Questions and Comments

5:05- 5:30 – Denial of Service Attacks against www.duke.edu, Richard Biever, Charley Kneifel (15 minute presentation, 10 minute discussion)

What it is:  The recent denial of service attack against www.duke.edu had a much larger impact in that it also affected central campus services such as DNS and DHCP.  

Why it’s relevant:  We will discuss the timeline of the attack, why it affected other campus services, and how we mitigated the impact by moving www.duke.edu to Amazon Web Services.

  •  Attacks occurred between January 22-23
    • January 22 (morning) and Syn flood attack occurred
    • January 22(afternoon) – NTP reflection attack
    • January 23 (morning) – Syn flood attack

Syn flood attack starts by sending a SYN packet with a spoofed return IP address.  The attack went through the Data Center VRF (DNS and DHCP underlying network services).  The spoofed IP computer sends an ICMP reply back

The firewall was taken out of commission (web server, DNS, DHCP were fine) but the firewall blocked it

Corrective action

January 22 – Increased connection limits on firewall, blocked NTP to the Duke and Chapel Websites, blocked external DNS queries to the internal caching name servers, and prepped moving www.duke.edu to AWS

January 23 – the web server was moved to AWS.

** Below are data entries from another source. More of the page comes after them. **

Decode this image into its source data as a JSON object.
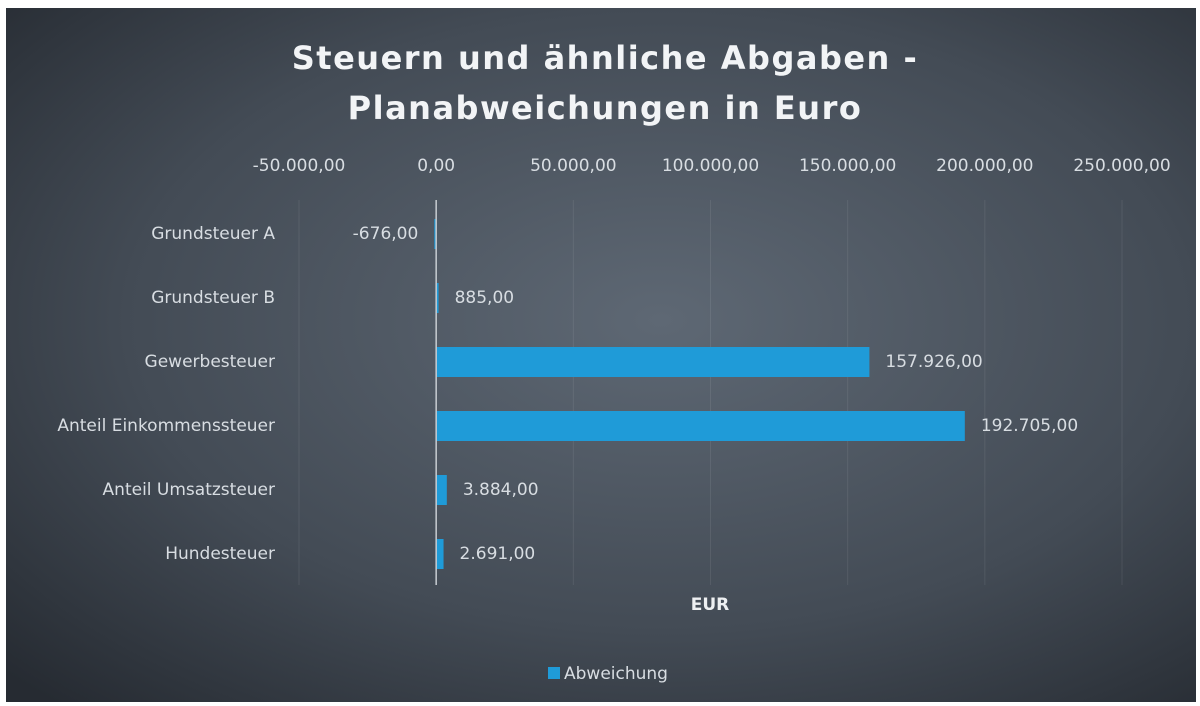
{
  "chart_data": {
    "type": "hbar",
    "title": [
      "Steuern und ähnliche Abgaben -",
      "Planabweichungen in Euro"
    ],
    "categories": [
      "Grundsteuer A",
      "Grundsteuer B",
      "Gewerbesteuer",
      "Anteil Einkommenssteuer",
      "Anteil Umsatzsteuer",
      "Hundesteuer"
    ],
    "series": [
      {
        "name": "Abweichung",
        "color": "#1f9bd8",
        "values": [
          -676,
          885,
          157926,
          192705,
          3884,
          2691
        ],
        "value_labels": [
          "-676,00",
          "885,00",
          "157.926,00",
          "192.705,00",
          "3.884,00",
          "2.691,00"
        ]
      }
    ],
    "xlabel": "EUR",
    "xlim": [
      -50000,
      250000
    ],
    "xticks": [
      {
        "value": -50000,
        "label": "-50.000,00"
      },
      {
        "value": 0,
        "label": "0,00"
      },
      {
        "value": 50000,
        "label": "50.000,00"
      },
      {
        "value": 100000,
        "label": "100.000,00"
      },
      {
        "value": 150000,
        "label": "150.000,00"
      },
      {
        "value": 200000,
        "label": "200.000,00"
      },
      {
        "value": 250000,
        "label": "250.000,00"
      }
    ],
    "grid": true,
    "legend": "bottom"
  }
}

The attackers picked victim computers across the world. 

Elastic compute cloud and as of yesterday about 75% of the traffic went to Amazon.  All of the infrastructure we’re deploying with Docker images and containers make it easy for us to migrate these services to Amazon.

Questions and Comments

Question:  Are there downsides to leaving it with Amazon?  This month we spent $38 for Amazon to host it.  We’ve had to change some of our monitoring processes, but we’re not seeing a large downside.  

Comment: If Amazon has a bad day, we will too.  But by packaging it up in containers, it allows us to move the services between providers.

Question: A Denial of Service attack could happen at any web server? Not just any web server, but any server.  This is common response to making public statements that offend groups.   Lots of malformed packets…There are things we can do to separate DNS traffic and replicate services.